4 Responses to “Trouble on the Airwaves: WBAI Listener Numbers Decline, Fund-Raising Efforts Decrease”
November 8th, 2006 at 11:09 am
This is the second article by Chris Anderson that uses news speak to disparage the station, while implicitly supporting the very people who have injected the racial vitriol into the station.
Why doesn’t he cut to the chase?
Steve Brown, the “independent,” former ListProg candidate for the station says that there is too much black programing and that the station must be tailored to meet the expectations of rich, white liberals. He also says that criticism of Israel, which WBAI is absolutely unique on in NYC, is “anti-Semitic” – in other words, turning off any Zionist funding sources.
So – what is it? Should WBAI have programming that aims to reach Blakc, Latino and working people? Or should it be a pwogressive station that apes NPR?
That’s the discussion. Any “leaked” documents, or facile comparisons between the operating expenses in, say Houston, versus New York are a part of selling the white liberal contingent’s basic political claims without admitting it.
No?
November 8th, 2006 at 2:16 pm
One thing, I think that you are jumping to a conclusion.

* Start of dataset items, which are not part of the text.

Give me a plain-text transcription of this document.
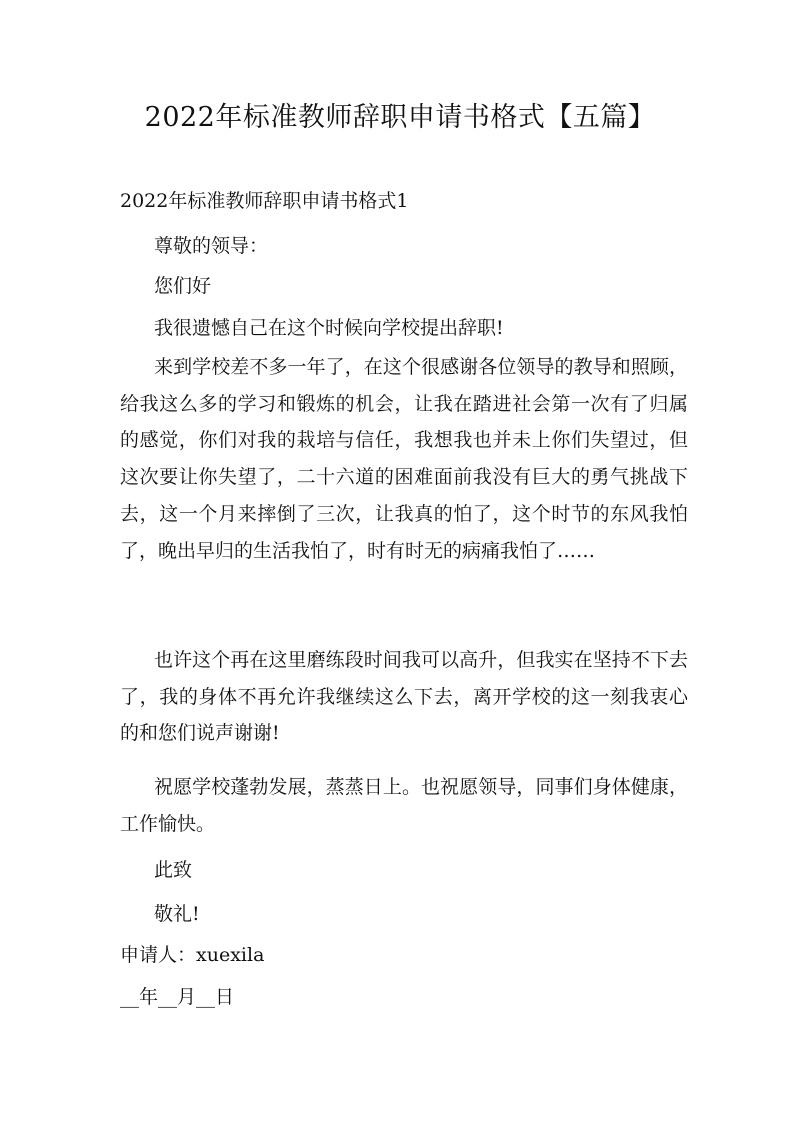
2022年标准教师辞职申请书格式【五篇】

2022年标准教师辞职申请书格式1

尊敬的领导：

您们好

我很遗憾自己在这个时候向学校提出辞职!

来到学校差不多一年了，在这个很感谢各位领导的教导和照顾，给我这么多的学习和锻炼的机会，让我在踏进社会第一次有了归属的感觉，你们对我的栽培与信任，我想我也并未上你们失望过，但这次要让你失望了，二十六道的困难面前我没有巨大的勇气挑战下去，这一个月来摔倒了三次，让我真的怕了，这个时节的东风我怕了，晚出早归的生活我怕了，时有时无的病痛我怕了……

也许这个再在这里磨练段时间我可以高升，但我实在坚持不下去了，我的身体不再允许我继续这么下去，离开学校的这一刻我衷心的和您们说声谢谢!

祝愿学校蓬勃发展，蒸蒸日上。也祝愿领导，同事们身体健康，工作愉快。

此致

敬礼!

申请人：xuexila

__年__月__日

Citation of problems within the organization does not implicitly or otherwise align you with one of the waring factions at WBAI. Chris was not talking about the programming at all. He was talking about financial stability. If you have to pick a fight, pick it with the folks at WBAI that piss you off.
November 16th, 2006 at 4:02 pm
Give me a break with all this race-baiting blather already. Is criticizing imperialist war criminals like Condi Rice or Colin Powell racist too? Afterall the last time I looked they were still Black. For all their bluster and bravado, all of the big-mouth, blow-hard Black nationalist types supported voting for the pro-war, pro-Israel Democrat John Kerry as the “lesser evil” while the purged Gary Null and Robert Knight at least had the balls to support Ralph Nader. Meanwhile, the sainted Amy Goodman spouts the “human rights” imperialist line on the Ukraine, White Russia, Lebanon or wherever else George Soros tells her to. So who’s the “Pwogs” here?


































November 6th, 2006 at 11:33 am
how much does wbai pay for monthly rent for its prime location?